Justiniano dispôs regras específicas acerca das formalidades. Este título se aproxima do disposto no Artigo 1.862 e seguintes do Código Civil, onde constam as disposições gerais  quanto às formas ordinárias de testamento, mais especificamente o Testamento Público.

As disposições dos três primeiros parágrafos do Título X do código Justiniano sintetizam o histórico das Sucessões no Império Romano. O § 4º determina que o testamento seja escrito a mão, pelo testador, ou, alternativamente, por duas testemunhas (Justiniano, p. 124). Tal disposição é similar ao disposto no Artigo 1.858, primeira parte, pois trata-se de ato personalíssimo. Uma pequena distinção reside na possibilidade de redação por parte das testemunhas no Códido Justiniano, ao passo que o artigo 1864, I, determina que o testamento público seja assinado pelo tabelião e lido na presença de duas testemunhas (inciso II).

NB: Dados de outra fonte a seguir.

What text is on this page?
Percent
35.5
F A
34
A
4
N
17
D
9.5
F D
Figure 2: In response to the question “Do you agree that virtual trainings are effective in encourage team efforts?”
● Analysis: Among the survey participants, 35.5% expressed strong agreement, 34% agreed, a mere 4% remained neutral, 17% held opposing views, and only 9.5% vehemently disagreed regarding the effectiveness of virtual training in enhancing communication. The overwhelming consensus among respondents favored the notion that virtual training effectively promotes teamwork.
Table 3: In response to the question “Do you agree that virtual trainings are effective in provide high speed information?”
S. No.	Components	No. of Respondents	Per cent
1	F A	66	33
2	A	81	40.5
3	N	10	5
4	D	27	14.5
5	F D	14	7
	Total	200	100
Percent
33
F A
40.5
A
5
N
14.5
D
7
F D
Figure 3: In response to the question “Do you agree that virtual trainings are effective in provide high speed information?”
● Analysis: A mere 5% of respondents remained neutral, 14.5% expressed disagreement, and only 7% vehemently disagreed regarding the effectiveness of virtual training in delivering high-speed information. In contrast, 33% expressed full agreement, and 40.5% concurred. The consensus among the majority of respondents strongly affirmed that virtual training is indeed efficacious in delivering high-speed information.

Comparado com o testamento na modalidade Particular (Art. 1.876 e seguintes do CC), o previsto no §4º exige duas testemunhas, ao passo que o ordenamento pátrio exige a presença e subscrição de três testemunhas.

O § 5º atribui fé pública à assinatura das testemunhas, desde que estas registrem sua ciência do fato por meio de um sinete, facultando inclusive o compartilhamento do anel para registrar a ciência das testemunhas. Tal disposição se assemelha ao previsto no Artigo 1.864, III, que exige a assinatura do testador (vide o disposto no § 4º), do tabelião e das testemunhas.

O código Justiniano restringe, no §6º, a capacidade de ser testemunha por meio da proibição de que mulheres, impúberes, escravos, loucos, mudos, surdos, próditos interditos, e os que as leis declaram ímprobos e incapazes de testar.

Tal restrição encontrou, até a entrada em vigor da Lei 13.146 de 2015 (Estatuto da Pessoa com Deficiência), certa semelhança com o Código Civil de 2002, eis que os deficientes mentais, aqueles que não tiverem o necessário discernimento para os atos da vida civil e aqueles que, por causa transitória, não possam exprimir sua vontade[1]. A partir da entrada em vigor do Estatuto mencionado, não há mais que se falar da total incapacidade dos portadores de necessidades para os atos da vida civil. Além disso, não há qualquer disposição similar à proibição de mulheres para os atos da vida civil. O referido dispositivo Justiniano, em sua parte final, encontra disposição compatível com o Código Civil de 2002 na proibição de ser testemunha daqueles a quem a lei declarar incapazes, como ocorre com o caput do Artigo 3º.

A disposição prevista no § 7º trata da testemunha que era considerada juridicamente livre à época da confecção do testamento, mas que, posteriormente, foi reputada como escrava. Justiniano sustenta que o testamento deve ser declarado válido na hipótese de, a época, não ter havido qualquer impugnação. O atual ordenamento jurídico brasileiro não possui qualquer disposição similar no direito sucessório (situação de escravo).

O disposto no § 8º permite que um genitor e mais uma pessoa sob seu poder, ou dois irmãos vinculados ao mesmo pai, sejam testemunhas no mesmo testamento. O livro das Sucessões no CC/2002 não traz restrições quanto àqueles que podem figurar como testemunhas de um terceiro no testamento.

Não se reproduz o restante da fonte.